İnsan o noktaya geldikten sonra ölümün çözüm olmadığını anlıyor. O noktaya gelmeden önce bunu fark etmeyi çok isterdim…Psikolojik destek almaya başladım olaydan sonra. Hayatımın üzerine daha gerçekçi düşünmeye başladım… Ders çalışmak için eve kapanmayı bıraktım ve başka meşguliyetler edindim. Uzun zamandır yapmayı bıraktığım ama daha önceden zevk aldığım şeyleri yapmaya yeniden başladım.

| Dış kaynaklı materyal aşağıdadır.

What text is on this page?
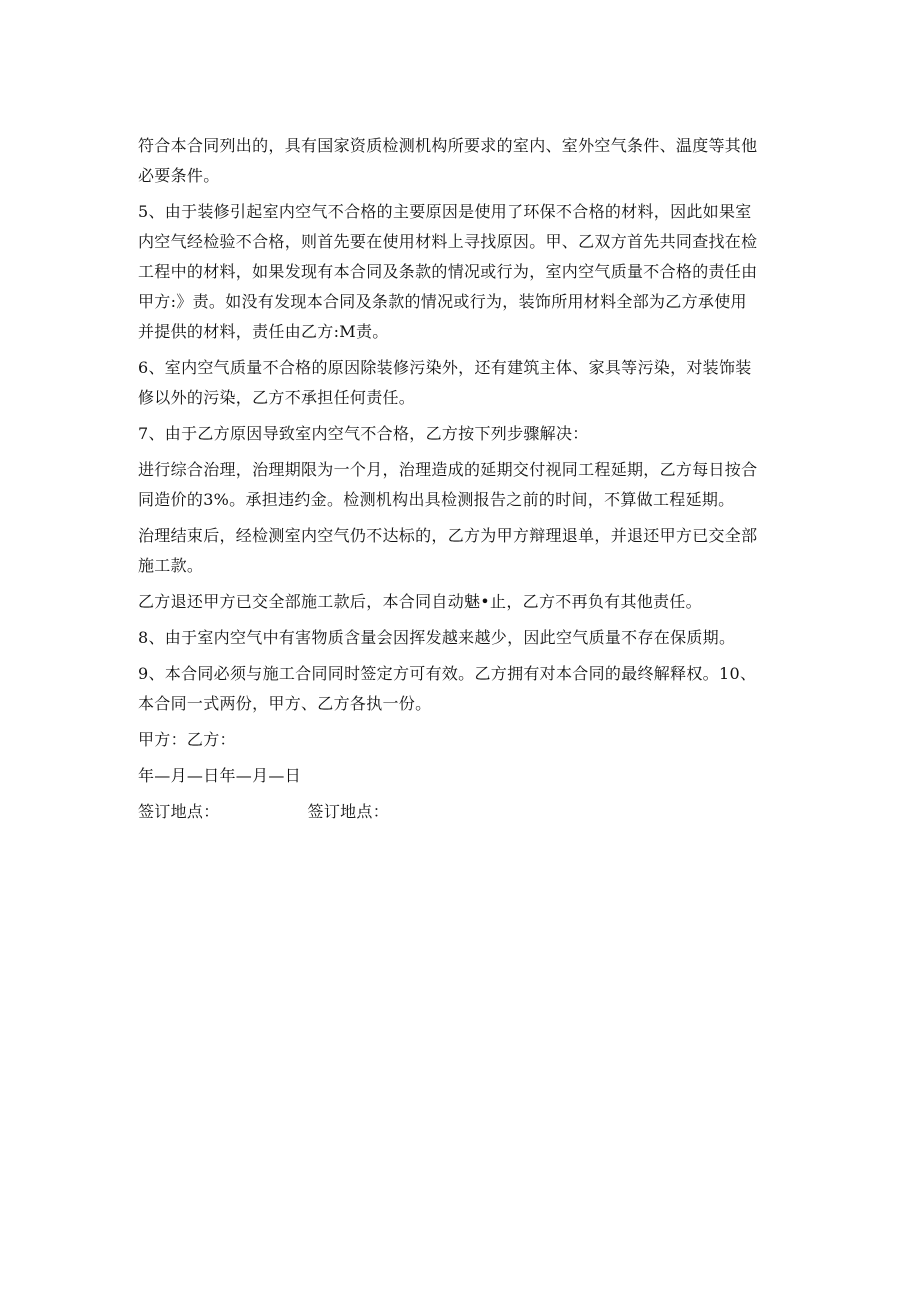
符合本合同列出的，具有国家资质检测机构所要求的室内、室外空气条件、温度等其他
必要条件。

5、由于装修引起室内空气不合格的主要原因是使用了环保不合格的材料，因此如果室
内空气经检验不合格，则首先要在使用材料上寻找原因。甲、乙双方首先共同查找在检
工程中的材料，如果发现有本合同及条款的情况或行为，室内空气质量不合格的责任由
甲方:》责。如没有发现本合同及条款的情况或行为，装饰所用材料全部为乙方承使用
并提供的材料，责任由乙方:M责。

6、室内空气质量不合格的原因除装修污染外，还有建筑主体、家具等污染，对装饰装
修以外的污染，乙方不承担任何责任。

7、由于乙方原因导致室内空气不合格，乙方按下列步骤解决：

进行综合治理，治理期限为一个月，治理造成的延期交付视同工程延期，乙方每日按合
同造价的3%。承担违约金。检测机构出具检测报告之前的时间，不算做工程延期。

治理结束后，经检测室内空气仍不达标的，乙方为甲方辩理退单，并退还甲方已交全部
施工款。

乙方退还甲方已交全部施工款后，本合同自动魅•止，乙方不再负有其他责任。

8、由于室内空气中有害物质含量会因挥发越来越少，因此空气质量不存在保质期。

9、本合同必须与施工合同同时签定方可有效。乙方拥有对本合同的最终解释权。10、
本合同一式两份，甲方、乙方各执一份。

甲方：乙方：
年—月—日年—月—日
签订地点：	签订地点：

Gelelim beni bunları yazmaya getiren noktaya. Bu sene ücretli öğretmenliğe başladım. Tam da lisede yaşadığım gibi bir olay yaşadım. Öğle arasında nöbette girdiğim bir sınıfta tek başına oturan bir öğrenci gördüm. Yanına gidip halini sorduğum gibi ağlamaya başlaması beynimde anlık bir şimşek çakıp Tahsin Hocamla yaşadığım o ana götürdü beni. Yaşadığım şaşkınlıkla öğrenciyi teselli etmeye giriştim. Tıpkı Tahsin hocamın beni teselli etmesi gibi… Bir kere daha kendimi düşündüm. 17 yaşındaki Büşrayı, Tahsin Hocamı… Olayı bir kere daha yaşadım diyebilirim. Tahsin hocayı hatırladı tavrını, duruşunu, ses tonunu… Seslenişi yankılandı sanki kulaklarımda. Daha sonra Tahsin Hocamın bana verdiği mektubu hatırladım. İçeriğinden çok okuduğum zaman canlandı gözümde, okuyup ağladığım o zamanlar. Bunları düşünürken zil çaldı hemen o öğrencinin yanına gittim. Tahsin hocamın yaptığı gibi yapmalıydım. Ben de bir öğrencime bugün “Konuşmak bazen zor olabilir, istersen yazmayı dene. Eğer paylaşmak istersen ben buradayım” dedim. Yıllar önce bu cümlelerin muhatabı olan ben, bugün bu cümleleri kuran kişiydim…
Bu duyguyu kelimelerle anlatabilmek mümkün değil sanıyorum.
İyi ki… İyi ki yaşıyorum ve bu cümleyi kurabildim.
Kelimelerin düşündüğümüzden daha fazla bir iyileştirici etkisi var, ben buna inanıyorum. Yazılan her kelimelerin sizler için de iyileştirici olmasını umuyorum.